1. Beitragsbescheide des Versicherungsträgers, die auf einer Satzungsbestimmung beruhen, die gegen GG Art 3 Abs 1 verstoßen hat, sind nicht allein deswegen nichtig.

2. Die aufgrund dieser - bindenden Beitragsbescheide entrichteten Beiträge können vom Versicherten jedenfalls dann nicht zurückgefordert werden, wenn Voraussetzung dafür eine nachträgliche Umgestaltung des Versicherungsverhältnisses und ein verändertes Versicherungsrisiko wäre und dabei in bereits vollständig abgewickelte Rechtsbeziehungen eingegriffen werden müßte. 1. Beitragsbescheide des Versicherungsträgers, die auf einer Satzungsbestimmung beruhen, die gegen GG Art 3 Abs 1 verstoßen hat, sind nicht allein deswegen nichtig.
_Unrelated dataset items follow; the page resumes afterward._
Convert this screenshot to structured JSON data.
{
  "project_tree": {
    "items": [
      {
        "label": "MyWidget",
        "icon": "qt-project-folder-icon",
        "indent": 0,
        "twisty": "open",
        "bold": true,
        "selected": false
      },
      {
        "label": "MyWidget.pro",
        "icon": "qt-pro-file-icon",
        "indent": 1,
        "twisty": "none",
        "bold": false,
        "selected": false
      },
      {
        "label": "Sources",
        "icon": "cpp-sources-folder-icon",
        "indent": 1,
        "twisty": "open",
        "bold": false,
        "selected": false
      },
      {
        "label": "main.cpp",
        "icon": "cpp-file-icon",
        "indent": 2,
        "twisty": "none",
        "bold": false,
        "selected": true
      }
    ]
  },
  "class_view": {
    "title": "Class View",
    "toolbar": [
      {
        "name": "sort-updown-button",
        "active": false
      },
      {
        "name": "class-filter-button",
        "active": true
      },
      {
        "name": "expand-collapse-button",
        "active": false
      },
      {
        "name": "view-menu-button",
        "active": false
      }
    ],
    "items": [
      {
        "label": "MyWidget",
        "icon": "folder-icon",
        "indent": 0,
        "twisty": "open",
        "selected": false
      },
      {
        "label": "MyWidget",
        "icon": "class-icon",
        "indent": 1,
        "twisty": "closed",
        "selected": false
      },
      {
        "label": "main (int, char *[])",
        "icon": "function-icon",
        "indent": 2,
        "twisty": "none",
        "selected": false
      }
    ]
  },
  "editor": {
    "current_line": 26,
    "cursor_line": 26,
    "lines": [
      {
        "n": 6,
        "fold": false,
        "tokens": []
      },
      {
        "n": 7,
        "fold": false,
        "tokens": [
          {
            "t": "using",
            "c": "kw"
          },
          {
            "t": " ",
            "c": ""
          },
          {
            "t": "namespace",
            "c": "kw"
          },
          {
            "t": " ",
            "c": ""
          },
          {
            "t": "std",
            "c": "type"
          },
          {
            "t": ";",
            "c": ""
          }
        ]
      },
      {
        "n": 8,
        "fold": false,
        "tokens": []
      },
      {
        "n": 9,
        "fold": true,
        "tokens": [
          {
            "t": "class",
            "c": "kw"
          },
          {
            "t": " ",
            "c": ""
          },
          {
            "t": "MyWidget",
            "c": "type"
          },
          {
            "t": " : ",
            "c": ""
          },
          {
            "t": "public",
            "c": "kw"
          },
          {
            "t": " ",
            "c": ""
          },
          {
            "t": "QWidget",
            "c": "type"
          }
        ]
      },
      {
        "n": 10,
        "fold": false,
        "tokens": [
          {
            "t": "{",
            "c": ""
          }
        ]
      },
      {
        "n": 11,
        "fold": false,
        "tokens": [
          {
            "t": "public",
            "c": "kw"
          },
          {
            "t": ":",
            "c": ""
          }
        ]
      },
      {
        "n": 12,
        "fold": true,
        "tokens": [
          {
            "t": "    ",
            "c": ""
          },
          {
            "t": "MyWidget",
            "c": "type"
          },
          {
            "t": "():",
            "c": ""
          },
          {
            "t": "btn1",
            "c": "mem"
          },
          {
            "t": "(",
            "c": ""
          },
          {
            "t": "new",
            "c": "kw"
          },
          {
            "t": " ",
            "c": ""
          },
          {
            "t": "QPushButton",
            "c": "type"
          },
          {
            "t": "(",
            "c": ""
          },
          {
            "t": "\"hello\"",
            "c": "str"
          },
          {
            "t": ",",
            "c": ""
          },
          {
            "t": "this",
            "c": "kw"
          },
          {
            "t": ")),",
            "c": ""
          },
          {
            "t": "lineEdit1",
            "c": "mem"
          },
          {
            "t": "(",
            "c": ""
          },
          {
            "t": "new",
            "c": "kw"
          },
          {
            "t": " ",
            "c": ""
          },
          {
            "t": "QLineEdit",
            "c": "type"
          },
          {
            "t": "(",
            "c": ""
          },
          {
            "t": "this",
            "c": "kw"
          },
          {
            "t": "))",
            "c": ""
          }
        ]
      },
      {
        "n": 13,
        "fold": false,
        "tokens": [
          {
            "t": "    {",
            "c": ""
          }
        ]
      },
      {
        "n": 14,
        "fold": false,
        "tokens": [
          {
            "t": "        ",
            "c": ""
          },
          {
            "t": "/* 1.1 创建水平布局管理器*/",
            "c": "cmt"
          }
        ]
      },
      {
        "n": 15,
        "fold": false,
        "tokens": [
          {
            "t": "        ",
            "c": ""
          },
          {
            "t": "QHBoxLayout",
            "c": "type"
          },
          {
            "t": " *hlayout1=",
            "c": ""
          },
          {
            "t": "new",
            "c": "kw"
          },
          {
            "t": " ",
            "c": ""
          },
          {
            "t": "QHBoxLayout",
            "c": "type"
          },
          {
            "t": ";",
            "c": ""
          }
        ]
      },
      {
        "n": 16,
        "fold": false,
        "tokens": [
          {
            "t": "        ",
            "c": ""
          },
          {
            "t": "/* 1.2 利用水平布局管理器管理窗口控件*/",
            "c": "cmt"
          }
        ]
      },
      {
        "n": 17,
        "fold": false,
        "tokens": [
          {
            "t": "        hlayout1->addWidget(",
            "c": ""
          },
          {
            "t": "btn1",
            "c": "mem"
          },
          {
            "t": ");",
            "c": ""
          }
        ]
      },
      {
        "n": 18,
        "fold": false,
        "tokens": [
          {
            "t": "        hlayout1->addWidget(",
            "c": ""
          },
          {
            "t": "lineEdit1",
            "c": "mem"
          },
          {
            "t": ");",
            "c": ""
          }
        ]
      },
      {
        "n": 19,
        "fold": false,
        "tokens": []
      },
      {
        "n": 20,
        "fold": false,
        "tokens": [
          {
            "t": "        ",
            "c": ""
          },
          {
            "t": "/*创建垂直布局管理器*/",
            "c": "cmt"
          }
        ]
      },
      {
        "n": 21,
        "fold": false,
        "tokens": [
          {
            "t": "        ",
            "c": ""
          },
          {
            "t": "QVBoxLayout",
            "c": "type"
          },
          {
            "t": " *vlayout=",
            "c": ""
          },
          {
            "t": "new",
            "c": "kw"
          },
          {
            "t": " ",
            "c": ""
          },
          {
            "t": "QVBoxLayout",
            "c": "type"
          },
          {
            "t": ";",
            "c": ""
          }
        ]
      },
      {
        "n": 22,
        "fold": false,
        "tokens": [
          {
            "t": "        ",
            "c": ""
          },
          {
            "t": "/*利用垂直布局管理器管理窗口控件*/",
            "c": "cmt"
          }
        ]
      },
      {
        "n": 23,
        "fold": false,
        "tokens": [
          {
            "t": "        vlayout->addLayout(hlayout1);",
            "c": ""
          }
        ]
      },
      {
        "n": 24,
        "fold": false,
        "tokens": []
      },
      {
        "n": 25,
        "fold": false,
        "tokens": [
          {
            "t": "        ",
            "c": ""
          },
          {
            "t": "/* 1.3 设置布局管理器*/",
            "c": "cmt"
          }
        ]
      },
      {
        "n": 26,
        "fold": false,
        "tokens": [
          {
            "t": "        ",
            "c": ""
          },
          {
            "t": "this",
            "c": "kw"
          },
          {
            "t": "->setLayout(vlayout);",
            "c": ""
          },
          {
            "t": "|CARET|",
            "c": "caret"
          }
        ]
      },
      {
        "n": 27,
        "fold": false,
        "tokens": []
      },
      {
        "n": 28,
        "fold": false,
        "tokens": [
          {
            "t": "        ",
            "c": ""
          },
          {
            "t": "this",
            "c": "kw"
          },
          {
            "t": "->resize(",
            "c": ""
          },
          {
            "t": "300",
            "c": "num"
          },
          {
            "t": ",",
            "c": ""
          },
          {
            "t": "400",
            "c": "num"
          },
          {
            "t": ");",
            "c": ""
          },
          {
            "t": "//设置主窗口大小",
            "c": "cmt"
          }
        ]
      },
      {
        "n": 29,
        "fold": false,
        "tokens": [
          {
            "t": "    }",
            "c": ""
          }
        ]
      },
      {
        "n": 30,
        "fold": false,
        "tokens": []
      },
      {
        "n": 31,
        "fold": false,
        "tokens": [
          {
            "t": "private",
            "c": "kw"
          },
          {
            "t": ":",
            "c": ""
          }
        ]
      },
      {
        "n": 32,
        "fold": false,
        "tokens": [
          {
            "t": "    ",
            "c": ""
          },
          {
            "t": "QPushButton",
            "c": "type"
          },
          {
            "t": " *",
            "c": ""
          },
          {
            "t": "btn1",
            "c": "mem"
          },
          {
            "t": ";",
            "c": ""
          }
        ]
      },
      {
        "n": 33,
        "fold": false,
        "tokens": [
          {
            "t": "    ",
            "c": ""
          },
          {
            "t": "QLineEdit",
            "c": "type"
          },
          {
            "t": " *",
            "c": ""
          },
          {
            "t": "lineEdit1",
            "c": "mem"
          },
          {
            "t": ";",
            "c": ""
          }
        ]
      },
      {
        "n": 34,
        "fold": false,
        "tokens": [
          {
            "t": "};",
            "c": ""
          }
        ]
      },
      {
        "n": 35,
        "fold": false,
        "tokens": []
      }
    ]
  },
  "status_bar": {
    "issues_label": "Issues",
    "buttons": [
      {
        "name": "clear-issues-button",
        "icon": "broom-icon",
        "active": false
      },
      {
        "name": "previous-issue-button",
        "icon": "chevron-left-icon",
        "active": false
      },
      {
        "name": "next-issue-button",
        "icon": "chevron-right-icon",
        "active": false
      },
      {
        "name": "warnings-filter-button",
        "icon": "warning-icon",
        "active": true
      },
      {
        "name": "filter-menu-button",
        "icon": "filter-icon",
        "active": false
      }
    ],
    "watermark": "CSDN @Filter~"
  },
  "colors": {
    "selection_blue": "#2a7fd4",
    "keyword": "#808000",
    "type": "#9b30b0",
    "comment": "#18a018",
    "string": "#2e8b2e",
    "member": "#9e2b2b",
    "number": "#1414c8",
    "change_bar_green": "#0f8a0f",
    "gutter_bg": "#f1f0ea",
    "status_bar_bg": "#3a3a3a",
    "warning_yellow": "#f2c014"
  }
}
3. Die aufgrund dieser - bindenden - Beitragsbescheide entrichteten Beiträge kann der Versicherte jedenfalls dann nicht zurückfordern, wenn Voraussetzung dafür eine nachträgliche Umgestaltung des Versicherungsverhältnisses und ein verändertes Versicherungsrisiko wäre und dabei in bereits vollständig abgewickelte Rechtsbeziehungen eingegriffen werden müßte.

 

Normenkette

RKG § 121 Fassung: 1969-07-28; SGG § 77 Fassung: 1953-09-03; GG Art. 3 Abs. 1 Fassung: 1949-05-23

 

Verfahrensgang

SG Gelsenkirchen (Entscheidung vom 03.10.1979; Aktenzeichen S 3 (11) Kn 5/79)

 

Tatbestand

Die Beteiligten streiten darüber, ob die Beklagte die von dem Kläger in der Zeit von April 1974 bis Juni 1977 zur knappschaftlichen Krankenversicherung entrichteten Beiträge teilweise zurückzuerstatten hat.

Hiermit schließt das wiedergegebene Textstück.